I sit and listen to my sister cousin retell stories of her dad (my uncle) as she cries and I feel it. The pain, the missing, the loss, not having the strength to do the bare minimum because her whole world has switched no longer having her dad here physically. The wanting to avoid every crowded place so people don’t walk up to you and say, “sorry for your loss” even though people are paying their respects it’s another bullet to your heart confirming that they’re really gone. To have walked a similar path is one thing and then to relive it through people you love is also another. On this side of grief, you learn how to hold them differently, you stay so they know you’re not going to leave when things get rough or messy, you keep checking in, you keep showing up because this season right here is what we don’t forget. We don’t forget the ones that never left the ones that never stopped checking in and showing up even when you didn’t have the energy to respond to messages.
Today I write from a place of hope, a place where reliving every ounce of Pain I have ever felt in my loss becomes an opportunity to relearn how to shape the hurt grief brings to others by standing in the gap for them. The whole journey is hard, even more so the beginning. There is no returning to normal, it becomes a journey of finding a “new” normal without them. There is never enough time with your loved ones, and you can never love someone too much. So, if you ever have the opportunity to love on someone in all their messiness it is the greatest honour. You get to walk with them in the trenches and see them through on the other side.

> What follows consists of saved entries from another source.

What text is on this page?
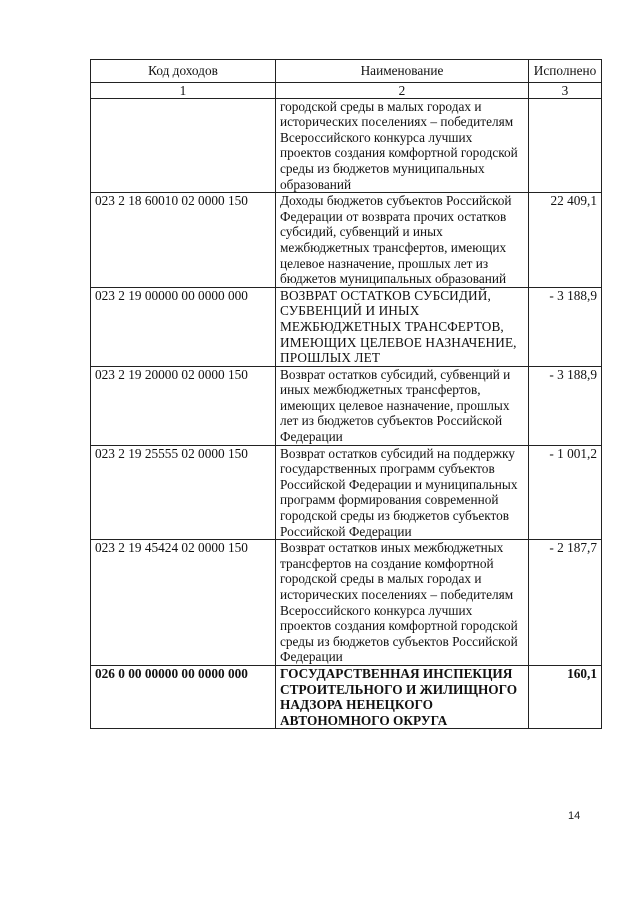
Код доходов	Наименование	Исполнено
1	2	3
	городской среды в малых городах и исторических поселениях – победителям Всероссийского конкурса лучших проектов создания комфортной городской среды из бюджетов муниципальных образований	
023 2 18 60010 02 0000 150	Доходы бюджетов субъектов Российской Федерации от возврата прочих остатков субсидий, субвенций и иных межбюджетных трансфертов, имеющих целевое назначение, прошлых лет из бюджетов муниципальных образований	22 409,1
023 2 19 00000 00 0000 000	ВОЗВРАТ ОСТАТКОВ СУБСИДИЙ, СУБВЕНЦИЙ И ИНЫХ МЕЖБЮДЖЕТНЫХ ТРАНСФЕРТОВ, ИМЕЮЩИХ ЦЕЛЕВОЕ НАЗНАЧЕНИЕ, ПРОШЛЫХ ЛЕТ	- 3 188,9
023 2 19 20000 02 0000 150	Возврат остатков субсидий, субвенций и иных межбюджетных трансфертов, имеющих целевое назначение, прошлых лет из бюджетов субъектов Российской Федерации	- 3 188,9
023 2 19 25555 02 0000 150	Возврат остатков субсидий на поддержку государственных программ субъектов Российской Федерации и муниципальных программ формирования современной городской среды из бюджетов субъектов Российской Федерации	- 1 001,2
023 2 19 45424 02 0000 150	Возврат остатков иных межбюджетных трансфертов на создание комфортной городской среды в малых городах и исторических поселениях – победителям Всероссийского конкурса лучших проектов создания комфортной городской среды из бюджетов субъектов Российской Федерации	- 2 187,7
026 0 00 00000 00 0000 000	ГОСУДАРСТВЕННАЯ ИНСПЕКЦИЯ СТРОИТЕЛЬНОГО И ЖИЛИЩНОГО НАДЗОРА НЕНЕЦКОГО АВТОНОМНОГО ОКРУГА	160,1
14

If you are new to grief, you get to wear it how you see fit in this season. There are no words anyone can say to make you feel better but day by day you will learn that it becomes a part of who you are. There is no expiration date just like there is no expiration date on love. When that day comes when you cross over to the other side of grief, where you can give hope instead of being the one to receive it you will learn how to hold space for the next person grief touches. Just know that you are not alone and in your own journey you will continue to bless others.